The temporary race track built upon the streets of Long Beach, California for the third round of the Tudor United Sports Car Championship is exceedingly narrow. Plus, the race itself at only 100 minutes long, is the shortest of the year. Combined, these two facts make passing particularly difficult. There’s little time to do so and even less room. That’s makes the start and race strategy decisions critical.
Looking to take the green flag under the best circumstances possible, all three Porsche 911 RSRs opted to change tires following yesterday’s qualifying session.
Owen Hayes, Director of Operations, Porsche Motorsport North America: “We opted to change tires on all three of the Porsches before the start. The rule states that you can change tires and go to the back of the grid. So, it was a no-brainer to go to the back of the grid and have new tires for the start. We made it clear to our drivers to push but not take unnecessary risks. So, I do not understand why the Corvette needed to take that risk on the opening corner with the No. 912. Fred’s charge at the end was fantastic. To go from seventh to fourth on a street course is an achievement. It got very intense at the end. We got the number four Corvette who was playing wingman to the number three. We got right up to the three car but then the prototype got between us and that was it. That’s racing.”
The No. 911
Starting seventh and finishing fourth is an impressive feat on any street circuit but even more so at Long Beach. Frédéric Makowiecki had the fight of the day in the car he shares with fellow Frenchmen Patrick Pilet. “Mako” went on a late race charge for the podium chasing down the No. 3 Chevrolet Corvette C7.R. However, several laps behind the Corvette’s teammate, who was a lap down, would limit the No. 911’s attack on the third-place ‘Vette to just the final lap. It simply wasn’t enough time to execute the pass for a podium finish. In fact, only two-tenths of a second separated the No. 911 from a podium result on the Long Beach street circuit in California.

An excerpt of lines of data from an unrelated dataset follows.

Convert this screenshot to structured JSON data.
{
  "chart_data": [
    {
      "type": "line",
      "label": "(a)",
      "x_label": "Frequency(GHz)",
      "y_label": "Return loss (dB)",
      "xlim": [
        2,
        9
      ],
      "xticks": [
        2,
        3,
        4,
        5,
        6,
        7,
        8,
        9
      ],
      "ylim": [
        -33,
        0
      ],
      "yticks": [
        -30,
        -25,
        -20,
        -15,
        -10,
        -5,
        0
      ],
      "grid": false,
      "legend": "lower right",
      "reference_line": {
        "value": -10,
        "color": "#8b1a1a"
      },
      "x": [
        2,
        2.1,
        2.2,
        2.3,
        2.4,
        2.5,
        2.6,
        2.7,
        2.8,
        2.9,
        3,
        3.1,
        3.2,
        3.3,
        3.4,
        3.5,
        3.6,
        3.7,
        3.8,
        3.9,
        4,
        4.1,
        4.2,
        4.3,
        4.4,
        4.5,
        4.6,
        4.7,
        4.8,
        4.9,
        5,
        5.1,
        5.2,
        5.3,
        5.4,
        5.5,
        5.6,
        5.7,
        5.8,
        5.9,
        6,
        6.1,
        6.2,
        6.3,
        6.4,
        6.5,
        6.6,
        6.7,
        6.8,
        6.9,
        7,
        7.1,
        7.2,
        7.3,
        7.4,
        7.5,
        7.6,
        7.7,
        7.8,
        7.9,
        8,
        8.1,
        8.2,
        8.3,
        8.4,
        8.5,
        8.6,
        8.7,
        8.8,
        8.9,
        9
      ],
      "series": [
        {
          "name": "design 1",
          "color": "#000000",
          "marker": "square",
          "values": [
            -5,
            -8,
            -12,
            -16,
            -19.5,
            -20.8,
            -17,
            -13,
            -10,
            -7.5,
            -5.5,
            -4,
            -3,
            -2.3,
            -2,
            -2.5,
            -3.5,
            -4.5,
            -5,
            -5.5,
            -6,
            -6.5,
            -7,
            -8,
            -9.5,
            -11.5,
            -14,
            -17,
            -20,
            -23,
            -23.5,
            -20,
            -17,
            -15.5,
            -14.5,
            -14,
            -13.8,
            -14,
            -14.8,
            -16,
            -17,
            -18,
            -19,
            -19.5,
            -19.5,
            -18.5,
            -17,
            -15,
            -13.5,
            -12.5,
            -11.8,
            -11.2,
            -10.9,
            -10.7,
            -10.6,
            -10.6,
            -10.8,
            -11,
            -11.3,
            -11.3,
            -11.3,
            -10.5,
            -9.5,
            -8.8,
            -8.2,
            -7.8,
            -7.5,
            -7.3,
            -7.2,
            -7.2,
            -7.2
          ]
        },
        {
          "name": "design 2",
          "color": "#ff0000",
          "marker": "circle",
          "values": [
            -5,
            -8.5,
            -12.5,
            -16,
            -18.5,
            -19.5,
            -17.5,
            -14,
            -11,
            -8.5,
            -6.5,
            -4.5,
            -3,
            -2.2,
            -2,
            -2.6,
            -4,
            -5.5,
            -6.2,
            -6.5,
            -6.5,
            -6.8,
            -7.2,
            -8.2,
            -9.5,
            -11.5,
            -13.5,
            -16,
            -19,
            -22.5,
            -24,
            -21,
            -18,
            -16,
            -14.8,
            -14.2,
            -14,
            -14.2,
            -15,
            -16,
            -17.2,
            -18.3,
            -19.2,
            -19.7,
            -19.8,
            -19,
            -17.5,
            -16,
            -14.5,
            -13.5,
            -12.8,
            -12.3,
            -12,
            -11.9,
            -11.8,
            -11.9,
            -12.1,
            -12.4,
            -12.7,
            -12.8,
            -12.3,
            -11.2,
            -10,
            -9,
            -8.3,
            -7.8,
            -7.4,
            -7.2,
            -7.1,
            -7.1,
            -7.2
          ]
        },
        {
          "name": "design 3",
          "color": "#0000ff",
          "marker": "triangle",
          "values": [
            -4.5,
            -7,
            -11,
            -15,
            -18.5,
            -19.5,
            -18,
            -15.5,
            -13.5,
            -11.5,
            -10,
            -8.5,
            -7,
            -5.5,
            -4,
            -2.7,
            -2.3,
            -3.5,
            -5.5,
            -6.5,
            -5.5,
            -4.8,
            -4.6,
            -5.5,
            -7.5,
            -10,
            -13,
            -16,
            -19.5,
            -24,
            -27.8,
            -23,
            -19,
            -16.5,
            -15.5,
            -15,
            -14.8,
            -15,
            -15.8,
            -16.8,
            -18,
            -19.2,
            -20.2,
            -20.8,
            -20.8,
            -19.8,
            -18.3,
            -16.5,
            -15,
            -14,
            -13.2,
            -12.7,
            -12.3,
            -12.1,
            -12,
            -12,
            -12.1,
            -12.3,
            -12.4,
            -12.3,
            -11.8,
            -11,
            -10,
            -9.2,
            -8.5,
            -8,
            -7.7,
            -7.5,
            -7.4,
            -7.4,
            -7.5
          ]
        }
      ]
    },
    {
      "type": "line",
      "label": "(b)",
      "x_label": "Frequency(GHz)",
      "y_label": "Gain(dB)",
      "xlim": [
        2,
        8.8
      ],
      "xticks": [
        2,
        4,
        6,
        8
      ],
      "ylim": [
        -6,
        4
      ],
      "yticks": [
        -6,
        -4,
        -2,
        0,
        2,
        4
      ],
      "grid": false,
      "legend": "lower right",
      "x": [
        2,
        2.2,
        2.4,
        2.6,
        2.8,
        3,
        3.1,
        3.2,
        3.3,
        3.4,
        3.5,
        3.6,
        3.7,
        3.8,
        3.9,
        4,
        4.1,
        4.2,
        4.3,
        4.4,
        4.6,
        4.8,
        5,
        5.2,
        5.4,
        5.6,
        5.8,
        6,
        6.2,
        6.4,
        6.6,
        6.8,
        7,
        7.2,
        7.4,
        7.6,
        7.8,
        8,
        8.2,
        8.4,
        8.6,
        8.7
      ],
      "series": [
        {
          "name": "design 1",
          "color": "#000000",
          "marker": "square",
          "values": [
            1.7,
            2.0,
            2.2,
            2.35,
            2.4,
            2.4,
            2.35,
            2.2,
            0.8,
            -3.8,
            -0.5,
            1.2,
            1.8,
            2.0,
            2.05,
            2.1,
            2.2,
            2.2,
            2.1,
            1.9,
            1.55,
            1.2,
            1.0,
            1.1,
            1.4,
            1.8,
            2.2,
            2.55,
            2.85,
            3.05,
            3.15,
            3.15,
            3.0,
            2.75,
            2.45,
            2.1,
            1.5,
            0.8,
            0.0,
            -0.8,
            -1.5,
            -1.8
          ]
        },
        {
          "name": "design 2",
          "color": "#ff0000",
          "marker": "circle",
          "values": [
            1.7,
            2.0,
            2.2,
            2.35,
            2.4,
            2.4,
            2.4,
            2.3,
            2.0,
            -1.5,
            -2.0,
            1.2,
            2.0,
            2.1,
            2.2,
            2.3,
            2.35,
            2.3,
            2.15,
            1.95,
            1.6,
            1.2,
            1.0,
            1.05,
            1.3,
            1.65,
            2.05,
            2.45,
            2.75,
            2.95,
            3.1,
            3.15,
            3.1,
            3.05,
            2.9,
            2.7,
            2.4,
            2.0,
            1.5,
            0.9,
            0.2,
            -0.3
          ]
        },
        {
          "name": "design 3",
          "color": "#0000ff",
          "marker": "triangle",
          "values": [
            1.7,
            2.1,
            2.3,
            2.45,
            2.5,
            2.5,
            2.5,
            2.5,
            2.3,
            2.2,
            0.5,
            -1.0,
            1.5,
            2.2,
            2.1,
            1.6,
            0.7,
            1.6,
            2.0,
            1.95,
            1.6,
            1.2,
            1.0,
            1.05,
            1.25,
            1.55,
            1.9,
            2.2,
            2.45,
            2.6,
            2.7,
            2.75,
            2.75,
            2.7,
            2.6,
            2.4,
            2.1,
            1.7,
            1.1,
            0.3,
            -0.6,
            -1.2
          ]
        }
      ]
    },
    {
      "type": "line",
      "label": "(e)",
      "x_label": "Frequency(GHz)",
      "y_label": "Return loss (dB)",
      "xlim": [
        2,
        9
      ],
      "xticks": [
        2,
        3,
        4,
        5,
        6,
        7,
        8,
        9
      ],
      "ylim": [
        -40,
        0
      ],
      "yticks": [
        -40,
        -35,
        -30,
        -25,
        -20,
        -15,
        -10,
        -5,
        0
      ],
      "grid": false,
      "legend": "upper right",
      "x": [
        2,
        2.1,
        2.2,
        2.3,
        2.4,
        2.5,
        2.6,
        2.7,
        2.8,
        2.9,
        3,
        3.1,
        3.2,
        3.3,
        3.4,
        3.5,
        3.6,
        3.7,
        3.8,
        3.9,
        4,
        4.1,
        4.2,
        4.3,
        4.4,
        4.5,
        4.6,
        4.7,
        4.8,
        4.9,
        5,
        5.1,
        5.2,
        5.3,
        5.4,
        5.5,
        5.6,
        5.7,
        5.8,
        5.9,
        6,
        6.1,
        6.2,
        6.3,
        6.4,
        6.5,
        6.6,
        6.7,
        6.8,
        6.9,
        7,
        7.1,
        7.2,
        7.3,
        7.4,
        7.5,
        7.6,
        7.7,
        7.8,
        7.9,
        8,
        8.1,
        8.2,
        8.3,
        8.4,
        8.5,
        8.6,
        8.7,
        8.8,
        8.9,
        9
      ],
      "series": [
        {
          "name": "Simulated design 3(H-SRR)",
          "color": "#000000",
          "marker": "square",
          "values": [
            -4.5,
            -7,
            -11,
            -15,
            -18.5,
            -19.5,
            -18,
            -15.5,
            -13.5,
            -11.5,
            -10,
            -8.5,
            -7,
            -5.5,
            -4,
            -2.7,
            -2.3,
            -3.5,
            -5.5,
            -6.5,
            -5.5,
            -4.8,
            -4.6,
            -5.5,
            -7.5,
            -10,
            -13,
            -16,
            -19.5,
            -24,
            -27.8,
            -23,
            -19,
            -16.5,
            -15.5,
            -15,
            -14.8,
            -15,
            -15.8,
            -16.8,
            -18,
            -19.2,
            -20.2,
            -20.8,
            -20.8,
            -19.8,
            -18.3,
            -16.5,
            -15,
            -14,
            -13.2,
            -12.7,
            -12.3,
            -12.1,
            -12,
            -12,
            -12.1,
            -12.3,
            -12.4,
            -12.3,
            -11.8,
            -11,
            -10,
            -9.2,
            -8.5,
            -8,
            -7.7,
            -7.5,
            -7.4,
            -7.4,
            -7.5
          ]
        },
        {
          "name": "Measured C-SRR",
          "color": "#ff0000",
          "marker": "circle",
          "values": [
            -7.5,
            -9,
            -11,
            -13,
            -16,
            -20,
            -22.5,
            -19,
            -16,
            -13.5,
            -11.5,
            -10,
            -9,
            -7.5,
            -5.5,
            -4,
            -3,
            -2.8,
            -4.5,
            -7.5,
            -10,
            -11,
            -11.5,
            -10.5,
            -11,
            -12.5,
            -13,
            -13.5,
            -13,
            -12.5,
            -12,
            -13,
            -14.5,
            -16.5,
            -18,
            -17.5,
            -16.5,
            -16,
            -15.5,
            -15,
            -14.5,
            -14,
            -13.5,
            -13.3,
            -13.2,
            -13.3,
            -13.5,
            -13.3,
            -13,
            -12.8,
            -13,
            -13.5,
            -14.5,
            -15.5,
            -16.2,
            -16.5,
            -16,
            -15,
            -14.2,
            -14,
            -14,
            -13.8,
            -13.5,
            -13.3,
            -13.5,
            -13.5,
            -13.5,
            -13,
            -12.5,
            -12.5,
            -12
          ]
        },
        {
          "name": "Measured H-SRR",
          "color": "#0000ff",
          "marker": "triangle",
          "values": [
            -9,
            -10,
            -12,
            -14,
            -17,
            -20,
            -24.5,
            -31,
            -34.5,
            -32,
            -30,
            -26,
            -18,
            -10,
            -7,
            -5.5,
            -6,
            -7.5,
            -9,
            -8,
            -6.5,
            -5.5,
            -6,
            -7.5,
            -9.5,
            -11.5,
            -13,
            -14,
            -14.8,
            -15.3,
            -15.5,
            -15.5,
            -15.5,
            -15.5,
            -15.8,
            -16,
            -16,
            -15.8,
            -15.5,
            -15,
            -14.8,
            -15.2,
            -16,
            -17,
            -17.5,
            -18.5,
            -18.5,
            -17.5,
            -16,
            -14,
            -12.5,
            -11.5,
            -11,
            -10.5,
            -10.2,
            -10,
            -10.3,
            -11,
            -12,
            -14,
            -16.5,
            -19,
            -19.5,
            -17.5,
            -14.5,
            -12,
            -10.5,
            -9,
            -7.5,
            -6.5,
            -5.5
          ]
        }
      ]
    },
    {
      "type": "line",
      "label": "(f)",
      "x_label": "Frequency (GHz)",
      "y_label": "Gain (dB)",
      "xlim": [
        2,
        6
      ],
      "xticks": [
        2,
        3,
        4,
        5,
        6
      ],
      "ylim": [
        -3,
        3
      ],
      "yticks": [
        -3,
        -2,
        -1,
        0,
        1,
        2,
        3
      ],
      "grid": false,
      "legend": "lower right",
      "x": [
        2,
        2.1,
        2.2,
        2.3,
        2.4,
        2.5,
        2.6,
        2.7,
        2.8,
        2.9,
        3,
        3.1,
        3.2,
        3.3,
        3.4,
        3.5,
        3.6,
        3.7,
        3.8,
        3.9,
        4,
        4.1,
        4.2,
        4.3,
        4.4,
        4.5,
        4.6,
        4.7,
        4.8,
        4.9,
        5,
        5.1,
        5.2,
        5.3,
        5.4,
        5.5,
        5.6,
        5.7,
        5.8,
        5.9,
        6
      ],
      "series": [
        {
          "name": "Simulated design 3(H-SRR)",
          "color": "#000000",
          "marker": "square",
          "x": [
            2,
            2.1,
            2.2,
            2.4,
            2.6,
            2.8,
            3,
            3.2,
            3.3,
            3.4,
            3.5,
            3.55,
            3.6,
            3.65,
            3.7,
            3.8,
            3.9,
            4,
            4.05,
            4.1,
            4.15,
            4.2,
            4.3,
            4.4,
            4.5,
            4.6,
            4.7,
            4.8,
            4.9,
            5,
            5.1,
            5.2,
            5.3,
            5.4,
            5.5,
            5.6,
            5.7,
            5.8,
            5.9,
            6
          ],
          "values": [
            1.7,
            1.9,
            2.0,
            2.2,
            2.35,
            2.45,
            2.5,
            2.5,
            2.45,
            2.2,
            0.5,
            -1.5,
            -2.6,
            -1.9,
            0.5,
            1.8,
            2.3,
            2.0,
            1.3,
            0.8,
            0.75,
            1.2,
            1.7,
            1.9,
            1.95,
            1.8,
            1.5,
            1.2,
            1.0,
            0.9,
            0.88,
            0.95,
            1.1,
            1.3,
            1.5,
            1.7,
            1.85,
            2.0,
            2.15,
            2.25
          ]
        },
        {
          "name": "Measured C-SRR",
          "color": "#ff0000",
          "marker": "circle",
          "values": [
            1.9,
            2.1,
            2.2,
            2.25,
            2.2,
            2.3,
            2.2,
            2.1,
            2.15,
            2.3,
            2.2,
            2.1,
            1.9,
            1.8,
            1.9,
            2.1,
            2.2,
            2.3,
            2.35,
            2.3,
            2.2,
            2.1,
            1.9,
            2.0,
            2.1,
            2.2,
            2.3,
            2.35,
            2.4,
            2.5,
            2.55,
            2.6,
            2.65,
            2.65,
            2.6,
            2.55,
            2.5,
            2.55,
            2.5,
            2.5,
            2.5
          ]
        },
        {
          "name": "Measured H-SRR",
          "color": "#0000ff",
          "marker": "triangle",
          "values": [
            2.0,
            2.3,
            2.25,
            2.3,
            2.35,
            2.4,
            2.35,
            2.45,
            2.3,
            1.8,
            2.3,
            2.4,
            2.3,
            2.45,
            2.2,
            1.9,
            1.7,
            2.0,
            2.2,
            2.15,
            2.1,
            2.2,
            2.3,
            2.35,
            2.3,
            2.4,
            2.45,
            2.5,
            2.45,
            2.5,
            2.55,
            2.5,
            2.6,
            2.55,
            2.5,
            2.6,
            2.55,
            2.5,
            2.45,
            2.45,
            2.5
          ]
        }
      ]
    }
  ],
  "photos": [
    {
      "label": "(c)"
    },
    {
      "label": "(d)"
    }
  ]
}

Frédéric Makowiecki, No. 911 Porsche North America Porsche 911 RSR: “The beginning of the stint was difficult for me to put temperature in the tire but it was very consistent and quick at the end. When we got up to fight for the podium the second Corvette was a lap down and did not respect the blue flag. We lost three or four laps that we were not able to use to fight with the lead Corvette at the end.”
The No. 912
While the quickest in qualifying of the three Porsche 911 RSRs, you can’t beat bad luck. On the first lap, starting driver Richard Lietz was hit by the No. 4 Corvette pushing the car into the wall damaging the right-front wheel hub and power steering system. Even with super quick repairs in pit lane, the team couldn’t make up enough ground in the super short race and finished in eighth-place as they passed under the checkered flag.
Richard Lietz, No. 912 Porsche North America Porsche 911 RSR: “I moved up on the side of the Corvette. I gave him room but he did not give me room. There was big damage to the car so the only possibility left was to finish the race and we did that. It is a shame for the team.”
Team Falken Tire
The No. 17 Team Falken Tire Porsche 911 RSR, shared by Porsche factory driver Wolf Henzler (Germany) and Falken Tire works pilot Bryan Sellers (Braselton, Georgia), finished sixth in class.
GT Le Mans Results
1. No. 25 Bill Auberlen (USA)/Dirk Werner (Germany), BMW Z4 GTE – 76 laps
2. No. 62 Pierre Kaffer (Germany)/Giancarlo Fisichella (Italy), Ferrari F458 Italia – 76 laps
3. No. 3 Jan Magnusson (Denmark)/Antonio Garcia (Spain), Chevrolet Corvette C7-R – 75 laps
4. No. 911 Frédéric Makowiecki (France)/Patrick Pilet (France), Porsche 911 RSR – 75 laps
5. No. 24 John Edwards (USA)/Lucas Luhr (Germany), BMW Z4 GTE – 75 laps
6. No. 17 Wolf Henzler (Germany)/Bryan Sellers (USA) Porsche 911 RSR – 75 laps
7. No. 4 Oliver Gavin (GB)/Tommy Milner (USA), Chevrolet Corvette C7-R – 74 laps
8. No. 912 Jörg Bergmeister (Germany)/Richard Lietz (Austria), Porsche 911 RSR – 60 laps
A two-hour broadcast of yesterday’s race can be seen Sunday, April 19 on FOX Sports 1 beginning at 4 p.m. ET. The next round of the TUDOR Championship is the two-hour, 45-minute, Continental Tire Monterey Grand Prix at Mazda Raceway Laguna Seca on May 3.